Abnah­me des Gemein­schafts­ei­gen­tums durch Bevoll­mäch­tig­te — Ver­lust des gesetz­li­chen Min­dest­schut­zes beim Kauf vom Bau­trä­ger

Eine Klau­sel im Bau­trä­ger­ver­trag, die beim Kauf einer Eigen­tums­woh­nung vom Bau­trä­ger eine Abnah­me des Gemein­schafts­ei­gen­tums durch einen bevoll­mäch­tig­ten Drit­ten (z.B. Sach­ver­stän­di­gen, Ver­wal­ter) ver­bind­lich vor­schreibt, ist unwirk­sam. Sie ist dar­über hin­aus gefähr­lich. Denn sie führt häu­fig zu einer unzu­läs­si­gen Vor­leis­tung des Käu­fers und gefähr­det damit den gesetz­li­chen Min­dest­schutz des Käu­fers beim Kauf vom Bau­trä­ger.

Es ist allein Sache des Käu­fers, die vom Bau­trä­ger geschul­de­te Leis­tung abzu­neh­men, also ent­ge­gen­zu­neh­men und über ihre Ord­nungs­ge­mäß­heit zu befin­den.

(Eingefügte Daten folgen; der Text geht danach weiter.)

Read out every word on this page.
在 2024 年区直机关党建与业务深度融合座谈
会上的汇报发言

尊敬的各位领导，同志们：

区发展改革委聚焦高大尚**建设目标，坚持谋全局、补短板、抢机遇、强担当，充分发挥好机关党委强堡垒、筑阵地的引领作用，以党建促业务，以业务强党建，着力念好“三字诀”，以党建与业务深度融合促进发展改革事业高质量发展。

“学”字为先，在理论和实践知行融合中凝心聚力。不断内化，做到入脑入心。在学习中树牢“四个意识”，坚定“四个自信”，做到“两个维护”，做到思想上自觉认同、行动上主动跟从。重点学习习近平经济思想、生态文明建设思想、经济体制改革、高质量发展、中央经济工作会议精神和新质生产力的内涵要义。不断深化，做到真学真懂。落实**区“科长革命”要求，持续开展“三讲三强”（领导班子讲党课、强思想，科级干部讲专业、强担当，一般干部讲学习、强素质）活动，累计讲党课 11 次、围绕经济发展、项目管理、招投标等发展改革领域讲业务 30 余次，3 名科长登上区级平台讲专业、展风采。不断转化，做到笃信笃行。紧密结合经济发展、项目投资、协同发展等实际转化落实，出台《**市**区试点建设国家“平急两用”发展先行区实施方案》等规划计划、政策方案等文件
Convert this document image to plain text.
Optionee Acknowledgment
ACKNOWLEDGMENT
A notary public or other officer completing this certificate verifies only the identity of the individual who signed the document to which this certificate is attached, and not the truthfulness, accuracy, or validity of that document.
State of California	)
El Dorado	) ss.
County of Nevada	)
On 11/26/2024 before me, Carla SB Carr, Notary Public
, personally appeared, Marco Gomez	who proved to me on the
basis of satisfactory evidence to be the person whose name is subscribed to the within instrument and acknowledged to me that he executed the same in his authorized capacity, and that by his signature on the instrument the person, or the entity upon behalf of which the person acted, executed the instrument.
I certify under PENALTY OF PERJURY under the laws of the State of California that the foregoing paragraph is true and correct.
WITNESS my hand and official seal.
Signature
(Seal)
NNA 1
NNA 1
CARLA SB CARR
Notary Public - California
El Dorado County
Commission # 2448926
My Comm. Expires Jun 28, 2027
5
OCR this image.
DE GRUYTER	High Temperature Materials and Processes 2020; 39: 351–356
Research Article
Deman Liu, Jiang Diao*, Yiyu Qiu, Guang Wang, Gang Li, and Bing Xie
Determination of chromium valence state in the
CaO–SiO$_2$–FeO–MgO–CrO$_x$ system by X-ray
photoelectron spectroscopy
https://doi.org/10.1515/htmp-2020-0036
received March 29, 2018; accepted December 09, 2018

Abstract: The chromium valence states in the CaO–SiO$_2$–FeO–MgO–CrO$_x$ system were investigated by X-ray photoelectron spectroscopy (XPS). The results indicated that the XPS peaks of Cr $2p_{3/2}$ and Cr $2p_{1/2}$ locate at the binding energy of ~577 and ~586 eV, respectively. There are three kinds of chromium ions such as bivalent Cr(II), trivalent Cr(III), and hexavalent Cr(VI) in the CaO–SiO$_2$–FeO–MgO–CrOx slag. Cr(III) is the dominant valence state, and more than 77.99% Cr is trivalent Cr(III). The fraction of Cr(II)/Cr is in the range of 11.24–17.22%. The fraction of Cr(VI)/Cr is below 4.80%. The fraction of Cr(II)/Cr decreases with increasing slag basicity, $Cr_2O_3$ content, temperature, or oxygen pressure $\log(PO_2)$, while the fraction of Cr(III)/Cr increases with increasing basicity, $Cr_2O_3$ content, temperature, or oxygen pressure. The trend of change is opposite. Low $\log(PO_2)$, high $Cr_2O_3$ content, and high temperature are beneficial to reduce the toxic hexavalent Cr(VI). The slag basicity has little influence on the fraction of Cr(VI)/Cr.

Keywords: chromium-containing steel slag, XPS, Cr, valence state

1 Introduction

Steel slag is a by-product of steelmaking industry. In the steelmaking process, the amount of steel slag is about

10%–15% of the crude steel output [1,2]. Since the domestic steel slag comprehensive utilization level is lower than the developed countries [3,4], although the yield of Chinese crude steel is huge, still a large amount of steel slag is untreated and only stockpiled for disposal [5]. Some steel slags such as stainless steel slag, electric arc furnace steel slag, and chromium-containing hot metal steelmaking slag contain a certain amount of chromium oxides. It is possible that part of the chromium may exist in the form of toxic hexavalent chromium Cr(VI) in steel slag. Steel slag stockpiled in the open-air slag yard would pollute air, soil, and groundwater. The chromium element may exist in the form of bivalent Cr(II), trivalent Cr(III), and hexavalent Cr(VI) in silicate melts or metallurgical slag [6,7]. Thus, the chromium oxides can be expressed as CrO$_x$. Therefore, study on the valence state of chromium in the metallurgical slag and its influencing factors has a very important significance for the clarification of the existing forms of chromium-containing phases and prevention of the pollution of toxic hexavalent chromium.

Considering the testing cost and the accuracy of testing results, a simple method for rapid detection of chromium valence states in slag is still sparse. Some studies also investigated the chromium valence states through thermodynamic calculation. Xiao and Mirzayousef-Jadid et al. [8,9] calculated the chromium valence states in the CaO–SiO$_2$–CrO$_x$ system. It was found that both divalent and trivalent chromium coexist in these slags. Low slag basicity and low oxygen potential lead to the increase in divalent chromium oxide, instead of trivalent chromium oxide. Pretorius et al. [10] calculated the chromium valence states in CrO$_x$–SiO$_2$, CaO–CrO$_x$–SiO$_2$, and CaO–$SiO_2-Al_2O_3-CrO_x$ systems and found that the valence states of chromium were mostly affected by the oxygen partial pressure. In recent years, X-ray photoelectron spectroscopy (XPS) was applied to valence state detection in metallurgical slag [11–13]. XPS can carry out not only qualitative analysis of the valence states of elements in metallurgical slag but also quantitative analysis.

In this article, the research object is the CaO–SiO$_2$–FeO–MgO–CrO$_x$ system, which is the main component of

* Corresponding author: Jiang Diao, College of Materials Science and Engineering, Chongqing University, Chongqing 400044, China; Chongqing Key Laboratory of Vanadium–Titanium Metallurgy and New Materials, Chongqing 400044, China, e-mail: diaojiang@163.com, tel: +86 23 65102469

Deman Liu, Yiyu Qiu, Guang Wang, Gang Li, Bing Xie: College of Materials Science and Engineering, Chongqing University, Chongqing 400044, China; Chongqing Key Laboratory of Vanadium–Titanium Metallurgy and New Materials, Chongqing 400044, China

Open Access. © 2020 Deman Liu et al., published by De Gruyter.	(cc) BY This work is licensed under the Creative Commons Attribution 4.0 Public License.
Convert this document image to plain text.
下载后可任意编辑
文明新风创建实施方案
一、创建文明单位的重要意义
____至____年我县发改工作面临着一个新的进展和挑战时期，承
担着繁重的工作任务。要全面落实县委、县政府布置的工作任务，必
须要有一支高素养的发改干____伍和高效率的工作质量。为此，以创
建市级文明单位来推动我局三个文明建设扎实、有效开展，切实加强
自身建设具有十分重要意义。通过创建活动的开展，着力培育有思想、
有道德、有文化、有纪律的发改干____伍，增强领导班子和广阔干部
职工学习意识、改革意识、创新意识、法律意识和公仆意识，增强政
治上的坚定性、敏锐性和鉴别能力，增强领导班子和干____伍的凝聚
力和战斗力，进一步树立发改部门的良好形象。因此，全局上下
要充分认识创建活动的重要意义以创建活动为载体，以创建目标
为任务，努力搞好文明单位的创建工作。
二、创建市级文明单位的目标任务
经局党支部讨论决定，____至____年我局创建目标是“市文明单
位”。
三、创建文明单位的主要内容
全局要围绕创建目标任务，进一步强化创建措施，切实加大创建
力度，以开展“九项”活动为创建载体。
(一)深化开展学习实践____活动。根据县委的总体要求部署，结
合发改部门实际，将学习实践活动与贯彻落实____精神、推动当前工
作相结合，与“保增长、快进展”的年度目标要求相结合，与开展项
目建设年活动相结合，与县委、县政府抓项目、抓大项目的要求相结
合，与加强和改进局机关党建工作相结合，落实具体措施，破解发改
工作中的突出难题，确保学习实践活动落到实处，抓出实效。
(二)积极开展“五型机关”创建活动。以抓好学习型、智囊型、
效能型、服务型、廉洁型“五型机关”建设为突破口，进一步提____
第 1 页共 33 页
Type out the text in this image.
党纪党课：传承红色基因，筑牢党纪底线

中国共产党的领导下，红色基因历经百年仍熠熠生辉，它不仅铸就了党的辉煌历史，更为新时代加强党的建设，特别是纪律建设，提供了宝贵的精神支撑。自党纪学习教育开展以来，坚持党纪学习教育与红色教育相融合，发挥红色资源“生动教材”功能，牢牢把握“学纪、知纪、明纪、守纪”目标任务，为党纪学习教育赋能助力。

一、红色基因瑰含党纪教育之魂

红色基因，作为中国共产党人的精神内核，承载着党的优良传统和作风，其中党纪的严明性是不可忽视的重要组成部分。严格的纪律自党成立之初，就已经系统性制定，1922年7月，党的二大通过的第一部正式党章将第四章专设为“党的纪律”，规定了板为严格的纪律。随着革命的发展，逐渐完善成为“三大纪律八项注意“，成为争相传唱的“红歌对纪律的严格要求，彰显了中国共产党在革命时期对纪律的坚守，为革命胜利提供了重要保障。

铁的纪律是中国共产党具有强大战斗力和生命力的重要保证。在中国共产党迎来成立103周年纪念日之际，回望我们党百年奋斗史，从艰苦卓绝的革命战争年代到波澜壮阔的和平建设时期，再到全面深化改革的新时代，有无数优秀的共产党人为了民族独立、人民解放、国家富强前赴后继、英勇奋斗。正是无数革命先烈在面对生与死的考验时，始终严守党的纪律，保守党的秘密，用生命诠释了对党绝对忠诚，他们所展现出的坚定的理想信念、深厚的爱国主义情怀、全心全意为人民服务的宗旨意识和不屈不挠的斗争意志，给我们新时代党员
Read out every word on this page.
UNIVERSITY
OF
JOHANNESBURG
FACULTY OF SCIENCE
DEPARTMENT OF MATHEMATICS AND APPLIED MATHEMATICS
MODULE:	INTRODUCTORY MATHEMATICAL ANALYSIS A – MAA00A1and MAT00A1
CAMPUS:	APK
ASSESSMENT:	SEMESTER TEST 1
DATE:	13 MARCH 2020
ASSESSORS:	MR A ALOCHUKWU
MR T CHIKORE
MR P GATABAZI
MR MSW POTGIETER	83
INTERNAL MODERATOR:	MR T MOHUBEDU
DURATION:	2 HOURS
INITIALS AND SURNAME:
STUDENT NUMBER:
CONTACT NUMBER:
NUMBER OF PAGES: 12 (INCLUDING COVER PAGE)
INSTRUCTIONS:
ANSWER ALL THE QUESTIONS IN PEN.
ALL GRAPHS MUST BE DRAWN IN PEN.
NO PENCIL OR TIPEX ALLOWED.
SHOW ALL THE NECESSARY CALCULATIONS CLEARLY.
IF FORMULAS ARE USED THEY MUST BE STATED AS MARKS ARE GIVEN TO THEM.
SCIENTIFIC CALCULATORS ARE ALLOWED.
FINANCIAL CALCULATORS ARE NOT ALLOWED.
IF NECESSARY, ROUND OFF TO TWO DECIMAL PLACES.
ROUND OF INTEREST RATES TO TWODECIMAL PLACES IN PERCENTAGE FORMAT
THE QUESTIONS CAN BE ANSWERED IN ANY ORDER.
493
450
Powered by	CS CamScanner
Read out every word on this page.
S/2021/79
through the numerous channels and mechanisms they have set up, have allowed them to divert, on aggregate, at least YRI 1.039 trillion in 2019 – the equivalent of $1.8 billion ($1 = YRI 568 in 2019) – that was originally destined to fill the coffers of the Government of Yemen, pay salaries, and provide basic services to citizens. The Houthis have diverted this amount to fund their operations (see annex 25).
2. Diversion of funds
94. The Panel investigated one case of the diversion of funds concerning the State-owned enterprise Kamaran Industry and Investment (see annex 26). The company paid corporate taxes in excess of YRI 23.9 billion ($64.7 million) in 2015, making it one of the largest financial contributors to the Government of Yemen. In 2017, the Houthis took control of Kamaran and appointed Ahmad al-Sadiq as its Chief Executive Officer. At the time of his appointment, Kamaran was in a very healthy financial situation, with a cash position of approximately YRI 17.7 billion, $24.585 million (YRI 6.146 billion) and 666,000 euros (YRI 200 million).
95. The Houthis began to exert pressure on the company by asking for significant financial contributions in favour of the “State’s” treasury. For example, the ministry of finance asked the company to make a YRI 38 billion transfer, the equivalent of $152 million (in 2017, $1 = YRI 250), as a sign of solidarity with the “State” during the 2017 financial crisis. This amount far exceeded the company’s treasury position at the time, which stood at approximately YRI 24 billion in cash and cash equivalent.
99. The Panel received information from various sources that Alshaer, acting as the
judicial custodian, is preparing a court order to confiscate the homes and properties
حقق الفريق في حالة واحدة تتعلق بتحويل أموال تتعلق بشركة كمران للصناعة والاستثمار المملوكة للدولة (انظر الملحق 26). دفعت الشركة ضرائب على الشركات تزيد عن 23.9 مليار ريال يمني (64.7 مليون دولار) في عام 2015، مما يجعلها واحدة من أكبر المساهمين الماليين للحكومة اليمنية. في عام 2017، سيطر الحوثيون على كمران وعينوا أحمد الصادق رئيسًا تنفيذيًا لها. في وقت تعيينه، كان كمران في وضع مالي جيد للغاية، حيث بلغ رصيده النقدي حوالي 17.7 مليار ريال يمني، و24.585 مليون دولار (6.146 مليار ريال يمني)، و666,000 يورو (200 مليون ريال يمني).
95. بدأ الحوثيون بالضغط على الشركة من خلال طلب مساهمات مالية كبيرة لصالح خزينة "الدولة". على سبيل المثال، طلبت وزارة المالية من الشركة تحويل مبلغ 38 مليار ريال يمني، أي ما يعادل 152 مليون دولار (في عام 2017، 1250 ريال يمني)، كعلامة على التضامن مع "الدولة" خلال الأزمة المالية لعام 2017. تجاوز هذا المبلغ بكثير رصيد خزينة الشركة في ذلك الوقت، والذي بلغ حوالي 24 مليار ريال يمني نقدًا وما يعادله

Die­ses Abnah­me­recht ist unteil­bar; es gilt für den gesam­ten Kauf­ge­gen­stand, also für das Son­der­ei­gen­tum eben­so wie für das Gemein­schafts­ei­gen­tum. Eine Klau­sel im Bau­trä­ger­ver­trag, die eine Abnah­me des Gemein­schafts­ei­gen­tums durch einen bevoll­mäch­tig­ten Drit­ten zwin­gend vor­gibt, benach­tei­ligt den Käu­fer des­halb ent­ge­gen den Gebo­ten von Treu und Glau­ben unan­ge­mes­sen und ist gemäß § 307 Abs. 2 Nr. 1 BGB nich­tig (vgl. z.B. Ober­lan­des­ge­richt Düs­sel­dorf, Urteil vom 23.10.2012 – I-23 U 112/11).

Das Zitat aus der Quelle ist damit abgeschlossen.